Junior Year In The Midst Of a Global Pandemic


Maya Egan, Editor

 Junior year. Infamously the toughest year of high school, often being referred to as he11 year. With the pandemic still very prevalent, the school has changed in many ways for the better and for the worse. With this in mind, let’s get into my opinion of eleventh grade after being a quarter of the way through the 2020-2021 school year.

The New Block Schedule. One way that this year differs from previous years is through the block schedule, which personally I believe makes junior year easier. Yes, longer periods are often tougher to get through, but I get a fraction of the homework compared to what I got during my sophomore year. Since I don’t see every teacher every day, I get a lot less work quantity wise. During sophomore year, cumulatively homework took me around three hours to finish, whereas this year homework takes me around an hour and a half. I also believe that since teachers don’t see their students every day, they give less busy work and more meaningful projects and worksheets that actually benefit the student. During class, students are able to get more work done, which makes up for the fact that students don’t see their teachers every day of the school week.

The Hybrid Schedule. With the hybrid schedule and many people fully remote, teachers usually make examinations open note in order for it to be fair for students in person and online. This change has definitely helped improve my grades on these quizzes and exams and alleviates a lot of stress towards test-taking, which is something many high school students typically struggle with. It is also crazy to think that the majority of the year is going to be done in the comfort of my home, which is very atypical especially since this arguably the hardest years of high school. Although I miss socializing and being able to see all of my friends in school, when I’m remote, I get an extra hour of sleep and can do all of my work from the comfort of my home. 

Standardized Testing. Another way that junior year has been altered was through standardized testing. Instead of having my tutors in person, I now zoom with them in order to lessen the risk of COVID exposure. Throughout the pandemic, many test dates were canceled, and now many more dates are being added which helps current juniors and seniors a lot. Because of the cancellation of dates, many students applying to college for the fall of 2021 are given the option to not submit their scores and colleges are also becoming test blind. Another major difference is the fact that masks are required to be worn at all times, and these tests usually last over three hours which is tough for many people. 

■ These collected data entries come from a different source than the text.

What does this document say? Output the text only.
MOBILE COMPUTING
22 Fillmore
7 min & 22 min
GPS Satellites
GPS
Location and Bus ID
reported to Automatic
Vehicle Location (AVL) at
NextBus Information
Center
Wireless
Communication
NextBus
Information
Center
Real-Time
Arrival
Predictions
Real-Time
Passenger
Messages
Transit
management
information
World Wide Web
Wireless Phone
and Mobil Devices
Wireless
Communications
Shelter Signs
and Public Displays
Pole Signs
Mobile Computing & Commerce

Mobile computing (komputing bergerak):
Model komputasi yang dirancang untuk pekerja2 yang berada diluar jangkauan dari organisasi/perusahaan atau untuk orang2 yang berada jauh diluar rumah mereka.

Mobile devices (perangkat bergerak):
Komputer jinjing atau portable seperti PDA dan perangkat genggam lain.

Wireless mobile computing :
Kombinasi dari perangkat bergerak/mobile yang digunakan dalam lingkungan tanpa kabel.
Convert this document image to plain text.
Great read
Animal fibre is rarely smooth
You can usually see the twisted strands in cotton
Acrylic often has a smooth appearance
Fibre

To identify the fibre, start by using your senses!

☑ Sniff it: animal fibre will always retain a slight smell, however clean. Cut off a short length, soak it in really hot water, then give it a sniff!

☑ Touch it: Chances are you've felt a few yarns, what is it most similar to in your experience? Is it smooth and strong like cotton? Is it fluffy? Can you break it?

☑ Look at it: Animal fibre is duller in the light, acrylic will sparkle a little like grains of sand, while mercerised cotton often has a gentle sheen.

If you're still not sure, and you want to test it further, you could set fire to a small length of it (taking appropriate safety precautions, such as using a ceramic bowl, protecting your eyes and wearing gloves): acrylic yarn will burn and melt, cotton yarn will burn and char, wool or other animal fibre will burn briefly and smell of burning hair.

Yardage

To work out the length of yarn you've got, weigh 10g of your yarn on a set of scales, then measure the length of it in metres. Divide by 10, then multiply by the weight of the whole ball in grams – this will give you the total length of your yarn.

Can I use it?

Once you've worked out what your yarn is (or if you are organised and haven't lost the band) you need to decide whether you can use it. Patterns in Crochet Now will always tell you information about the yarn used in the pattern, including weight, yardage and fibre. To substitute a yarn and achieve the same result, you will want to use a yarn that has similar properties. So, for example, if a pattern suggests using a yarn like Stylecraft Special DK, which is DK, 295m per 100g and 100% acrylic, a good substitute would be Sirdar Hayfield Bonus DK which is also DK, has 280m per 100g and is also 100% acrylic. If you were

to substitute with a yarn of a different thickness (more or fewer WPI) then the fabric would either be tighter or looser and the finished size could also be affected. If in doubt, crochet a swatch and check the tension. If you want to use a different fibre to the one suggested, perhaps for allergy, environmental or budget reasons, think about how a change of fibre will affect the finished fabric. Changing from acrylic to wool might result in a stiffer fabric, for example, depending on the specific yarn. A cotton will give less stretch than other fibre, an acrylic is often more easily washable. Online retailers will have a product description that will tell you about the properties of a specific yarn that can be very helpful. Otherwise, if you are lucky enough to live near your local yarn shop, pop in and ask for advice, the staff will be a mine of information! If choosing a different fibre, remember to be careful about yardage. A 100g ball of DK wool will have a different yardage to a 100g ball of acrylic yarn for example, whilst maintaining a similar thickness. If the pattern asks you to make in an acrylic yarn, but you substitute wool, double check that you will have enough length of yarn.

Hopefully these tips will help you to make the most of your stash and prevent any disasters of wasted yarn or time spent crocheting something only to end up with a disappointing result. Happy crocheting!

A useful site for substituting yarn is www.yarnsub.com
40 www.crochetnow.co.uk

Rye Traditions. One downside to this school year is the cancellation of many infamous Rye traditions. The big football game, Rye vs. Harrison most likely won’t occur because thousands of people go each year and it is simply not safe to have that many people in the stands. Because of this, there was no spirit week or pep rally, which are other events many people look forward to each year. Another tradition that wasn’t able to occur this year is the senior Halloween dances where seniors wear costumes and dance to a mixtape of songs they chose in front of their peers. Although the cancellation of these events is unfortunate, it is very important to remember that school administrators are trying their best to keep everyone as safe as possible during this unprecedented time.

My point in writing this article is to show how during a horrible time, it is important to look on the bright side of things instead of worrying about things we simply cannot control. No matter what, it is important to remember that in this time, we are all being so resilient with the many obstacles that come our way each day. We should all be grateful for each day we have in school, and for those working behind the scenes to keep us safe from COVID.